Time Complexity of K-Means
O(iknm)
- m = vector size
- n = number of vectors
- k = number of clusters
- i = iterations
Evaluation Metrics for K-Means
- Inertia: Sum of distances of points within a cluster from its centroid.
- Dunn Index: Ratio of minimum inter-cluster distance to maximum intra-cluster distance.
K-Means Difficulties
- Varying cluster sizes and densities.
- Non-globular shapes.
- Outliers.
Choosing the Right Number of Clusters
Use the elbow method: plot inertia vs. number of clusters.
Evaluating K-Means Clusters
Sum of Squared Error (SSE):
SSE = \sum{i=1}^{k} \sum{x \in Ci} dist(x, mi)^2
Limitations of K-Means
- Problems with varying sizes, densities and non-globular shapes.
- Outliers.
Hierarchical Clustering
- Agglomerative (bottom-up): merge closest clusters.

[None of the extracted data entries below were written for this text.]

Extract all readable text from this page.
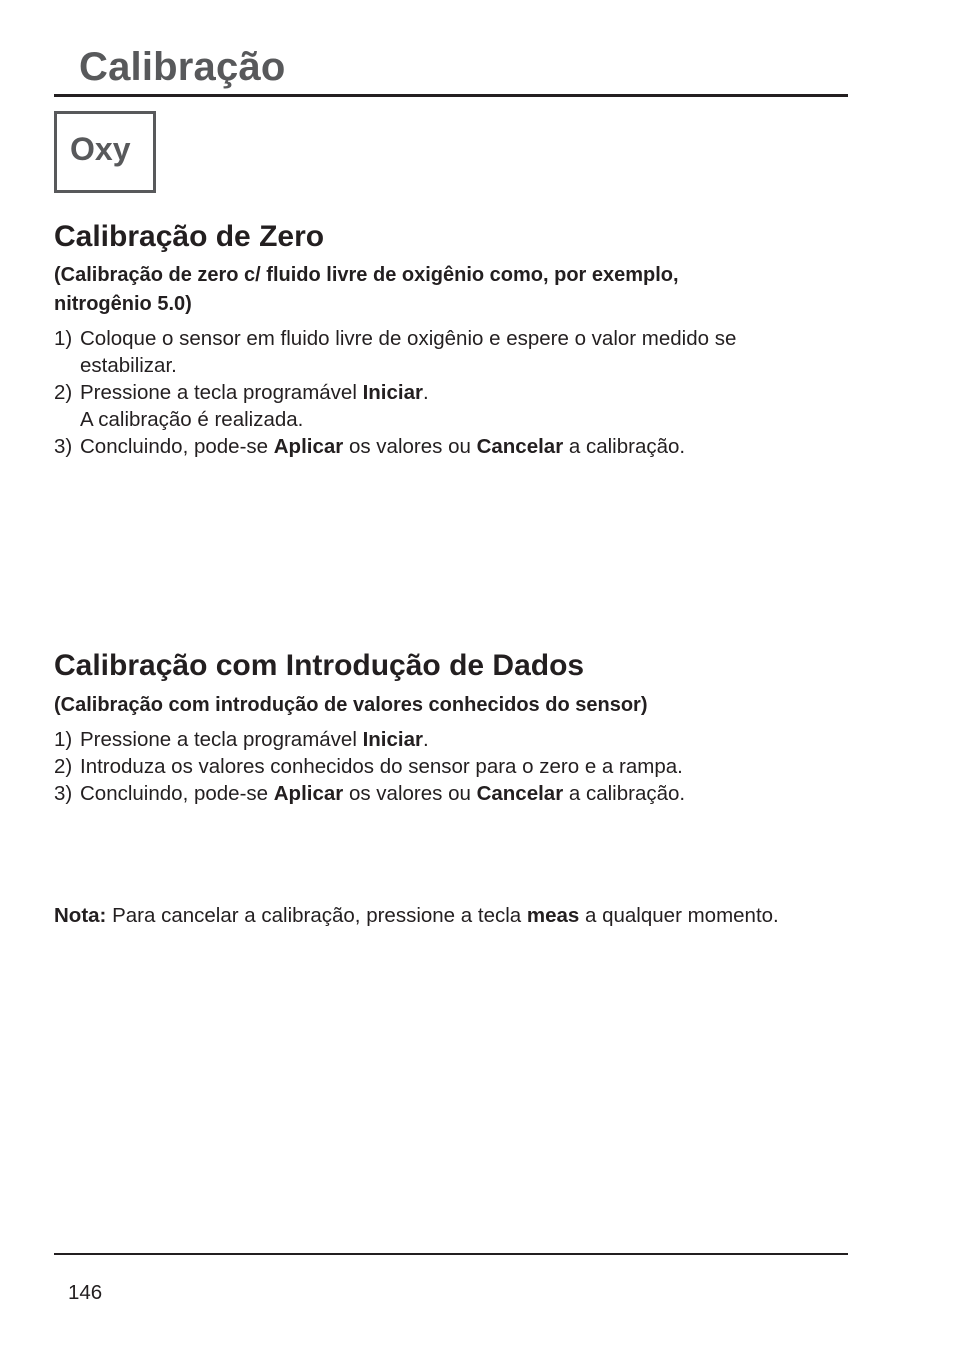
Calibração
Oxy
Calibração de Zero
(Calibração de zero c/ fluido livre de oxigênio como, por exemplo,
nitrogênio 5.0)
1) Coloque o sensor em fluido livre de oxigênio e espere o valor medido se
estabilizar.
2) Pressione a tecla programável Iniciar.
A calibração é realizada.
3) Concluindo, pode-se Aplicar os valores ou Cancelar a calibração.
Calibração com Introdução de Dados
(Calibração com introdução de valores conhecidos do sensor)
1) Pressione a tecla programável Iniciar.
2) Introduza os valores conhecidos do sensor para o zero e a rampa.
3) Concluindo, pode-se Aplicar os valores ou Cancelar a calibração.
Nota: Para cancelar a calibração, pressione a tecla meas a qualquer momento.
146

- Divisive (top-down): split a cluster.
Agglomerative Clustering Algorithm
- Compute the distance matrix.
- Let each data point be a cluster.
- Repeat:
- Merge the two closest clusters.
- Update the distance matrix.
- Until a single cluster remains.
Distance Between Two Clusters
- Center of Gravity: Distance between centroids.

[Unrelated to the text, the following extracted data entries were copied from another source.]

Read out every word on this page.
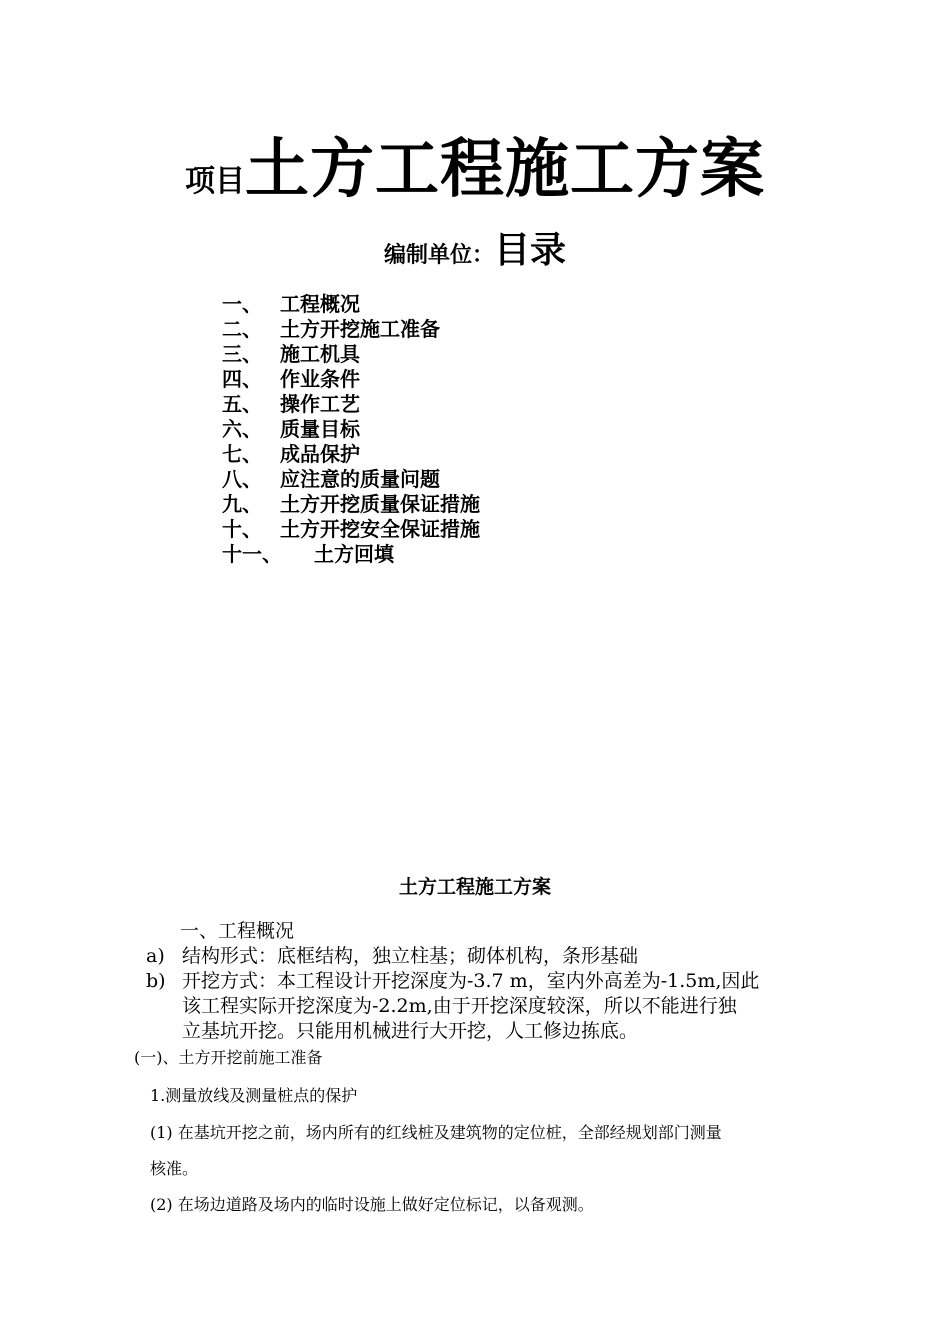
项目土方工程施工方案
编制单位：目录
一、 工程概况
二、 土方开挖施工准备
三、 施工机具
四、 作业条件
五、 操作工艺
六、 质量目标
七、 成品保护
八、 应注意的质量问题
九、 土方开挖质量保证措施
十、 土方开挖安全保证措施
十一、 土方回填
土方工程施工方案
一、工程概况
a) 结构形式：底框结构，独立柱基；砌体机构，条形基础
b) 开挖方式：本工程设计开挖深度为-3.7 m，室内外高差为-1.5m,因此
该工程实际开挖深度为-2.2m,由于开挖深度较深，所以不能进行独
立基坑开挖。只能用机械进行大开挖，人工修边拣底。
(一)、土方开挖前施工准备
1.测量放线及测量桩点的保护
(1) 在基坑开挖之前，场内所有的红线桩及建筑物的定位桩，全部经规划部门测量
核准。
(2) 在场边道路及场内的临时设施上做好定位标记，以备观测。
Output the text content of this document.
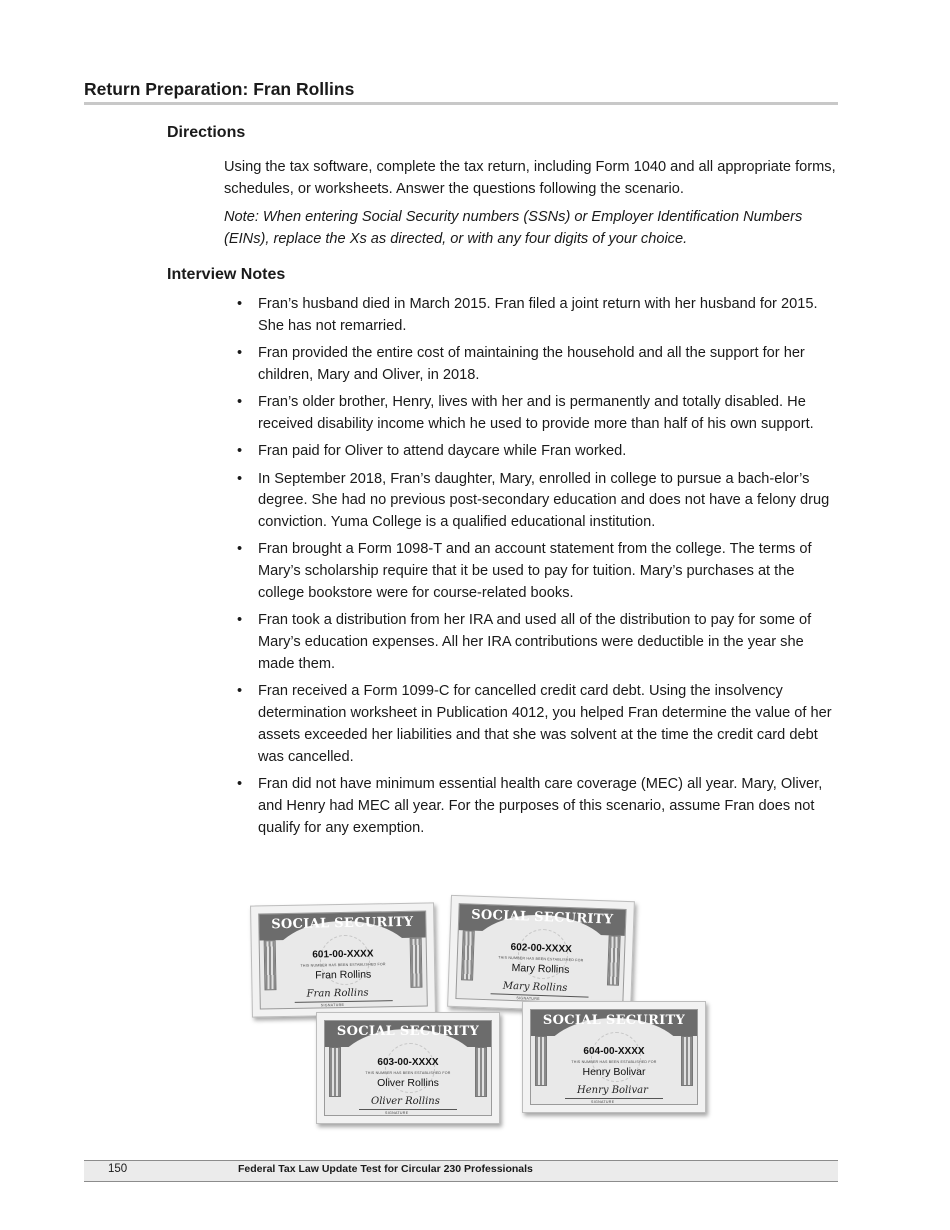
Return Preparation: Fran Rollins
Directions

Using the tax software, complete the tax return, including Form 1040 and all appropriate forms, schedules, or worksheets. Answer the questions following the scenario.

Note: When entering Social Security numbers (SSNs) or Employer Identification Numbers (EINs), replace the Xs as directed, or with any four digits of your choice.

Interview Notes
• Fran’s husband died in March 2015. Fran filed a joint return with her husband for 2015. She has not remarried.
• Fran provided the entire cost of maintaining the household and all the support for her children, Mary and Oliver, in 2018.
• Fran’s older brother, Henry, lives with her and is permanently and totally disabled. He received disability income which he used to provide more than half of his own support.
• Fran paid for Oliver to attend daycare while Fran worked.
• In September 2018, Fran’s daughter, Mary, enrolled in college to pursue a bach-elor’s degree. She had no previous post-secondary education and does not have a felony drug conviction. Yuma College is a qualified educational institution.
• Fran brought a Form 1098-T and an account statement from the college. The terms of Mary’s scholarship require that it be used to pay for tuition. Mary’s purchases at the college bookstore were for course-related books.
• Fran took a distribution from her IRA and used all of the distribution to pay for some of Mary’s education expenses. All her IRA contributions were deductible in the year she made them.
• Fran received a Form 1099-C for cancelled credit card debt. Using the insolvency determination worksheet in Publication 4012, you helped Fran determine the value of her assets exceeded her liabilities and that she was solvent at the time the credit card debt was cancelled.
• Fran did not have minimum essential health care coverage (MEC) all year. Mary, Oliver, and Henry had MEC all year. For the purposes of this scenario, assume Fran does not qualify for any exemption.
SOCIAL SECURITY
601-00-XXXX
THIS NUMBER HAS BEEN ESTABLISHED FOR
Fran Rollins
Fran Rollins
SIGNATURE
SOCIAL SECURITY
602-00-XXXX
THIS NUMBER HAS BEEN ESTABLISHED FOR
Mary Rollins
Mary Rollins
SIGNATURE
SOCIAL SECURITY
603-00-XXXX
THIS NUMBER HAS BEEN ESTABLISHED FOR
Oliver Rollins
Oliver Rollins
SIGNATURE
SOCIAL SECURITY
604-00-XXXX
THIS NUMBER HAS BEEN ESTABLISHED FOR
Henry Bolivar
Henry Bolivar
SIGNATURE
150	Federal Tax Law Update Test for Circular 230 Professionals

- Average Link: Average distance between all pairs of points.
- Single Link: Distance between the two closest points.
- Complete Link: Distance between the furthest points.
Dendrogram
A tree diagram illustrating the arrangement of clusters.
Hierarchical Agglomerative Clustering (HAC)
- Starts with unclustered data and forms larger clusters.
- Results in a hierarchy of clusters (dendrogram).
HAC Procedure
- Place each document in its own cluster.
- Compute pairwise document similarity.
- Form a new cluster by combining the most similar pair.
- Update the similarity matrix.
- Repeat until one cluster is left.
General HAC Algorithm and Complexity
- Compute similarity between all pairs of documents.
- Do N – 1 times
- Find closest pair of documents/clusters to merge.
- Update similarity of all documents/clusters to new cluster.
Divisive Clustering Algorithm
- Start with all documents in one cluster.
- Split the cluster using a partitioning algorithm (e.g., k-means).
- Apply recursively until each document is in its own cluster.
How to Label Clusters
- Show titles of typical documents.
- Show words/phrases prominent in the cluster.